Не только окружающие, но и мы сами считали себя удачниками, баловнями судьбы. Один наш узник благополучно вернулся, другой уже устроился инженером-плановиком в Кандалакшском лагере, считавшемся курортом по сравнению с Воркутой, Магаданом, Нарымом, Потьмой и другими популярными местами, где восемь гудков в день, и все на обед. Нам дали роскошные апартаменты, такой рисовалась завистливому воображению наземная скворечня, откуда — тоже далеко не в хоромы — бежал Виктор Ардов; наконец, мне, бездельнику и футболисту, преподнесли студенческий билет на блюдечке с голубой каемочкой. Кое-кому дело начало казаться нечистым — слишком много благ просыпалось на одну семью.

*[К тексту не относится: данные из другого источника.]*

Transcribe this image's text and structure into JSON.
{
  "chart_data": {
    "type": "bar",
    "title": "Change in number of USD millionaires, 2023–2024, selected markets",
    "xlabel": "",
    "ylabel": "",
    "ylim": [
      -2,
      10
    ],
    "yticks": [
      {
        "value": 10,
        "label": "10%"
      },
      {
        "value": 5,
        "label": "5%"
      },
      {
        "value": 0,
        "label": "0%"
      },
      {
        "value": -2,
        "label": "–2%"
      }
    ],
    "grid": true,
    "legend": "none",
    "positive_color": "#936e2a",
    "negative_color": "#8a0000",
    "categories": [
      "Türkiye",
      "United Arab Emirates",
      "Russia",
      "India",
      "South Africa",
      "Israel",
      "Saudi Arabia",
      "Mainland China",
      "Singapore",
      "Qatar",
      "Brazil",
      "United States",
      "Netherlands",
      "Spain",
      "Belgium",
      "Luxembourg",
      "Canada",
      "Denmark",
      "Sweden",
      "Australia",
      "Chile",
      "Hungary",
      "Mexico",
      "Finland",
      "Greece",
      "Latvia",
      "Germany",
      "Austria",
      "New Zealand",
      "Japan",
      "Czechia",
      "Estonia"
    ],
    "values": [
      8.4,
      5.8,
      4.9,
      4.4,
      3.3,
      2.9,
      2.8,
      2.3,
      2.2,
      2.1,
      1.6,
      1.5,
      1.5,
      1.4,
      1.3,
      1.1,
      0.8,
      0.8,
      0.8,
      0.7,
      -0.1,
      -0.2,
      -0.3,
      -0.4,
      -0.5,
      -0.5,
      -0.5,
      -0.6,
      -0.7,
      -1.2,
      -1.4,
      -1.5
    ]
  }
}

К тому времени в литературе, как и в других областях человеческой деятельности, был срезан целый пласт. Ни среди деятелей искусств, ни среди ученых, ни среди видных технарей: конструкторов, изобретателей, инженеров — не было столько жертв. Наверное, лишь военная среда понесла еще большие потери. Почему взяли одних писателей, а не других, понять было невозможно. Истребили всех ОБЭРЕУТОВ (уцелел лишь Н. Заболоцкий, отсидевший срок), но не тронули «Серапионовых братьев», на которых спустя годы так вызверился идеолог Жданов. Извели поэтов-деревенщиков: Клюева, Клычкова, Орешина и «колхозного Шекспира», добряка Персонова, — тут еще можно уловить людоедскую логику: мелкобуржуазная стихия, но за что посадили и уничтожили таких энтузиастов советской власти, как Артем Веселый, Иван Катаев, Колбасьев, Зарудин, — мозги свернешь, а не докопаешься. Почему взяли почти одновременно Буданцева, Большакова, Лоскутова, связанных разве что рюмкой водки по праздникам? А пролетарские поэты, а тихий, незаметный Семен Гехт, а Борис Корнилов, певший советское утро, а его жена Ольга Берггольц, из чрева которой на допросах выбили ребенка, — продолжать можно до бесконечности, — за что их всех?.. Случалось и другое: Андрея Платонова Сталин обматерил за повесть «Впрок», но разделался с ним много лет спустя, и не впрямую, а более страшным способом, через сына, посадив пятнадцатилетнего, еще не имевшего паспорта мальчика. Он был актирован по безнадежной болезни — чахотка в последней стадии, — и вскоре умер, заразив отца ее скоротечной формой.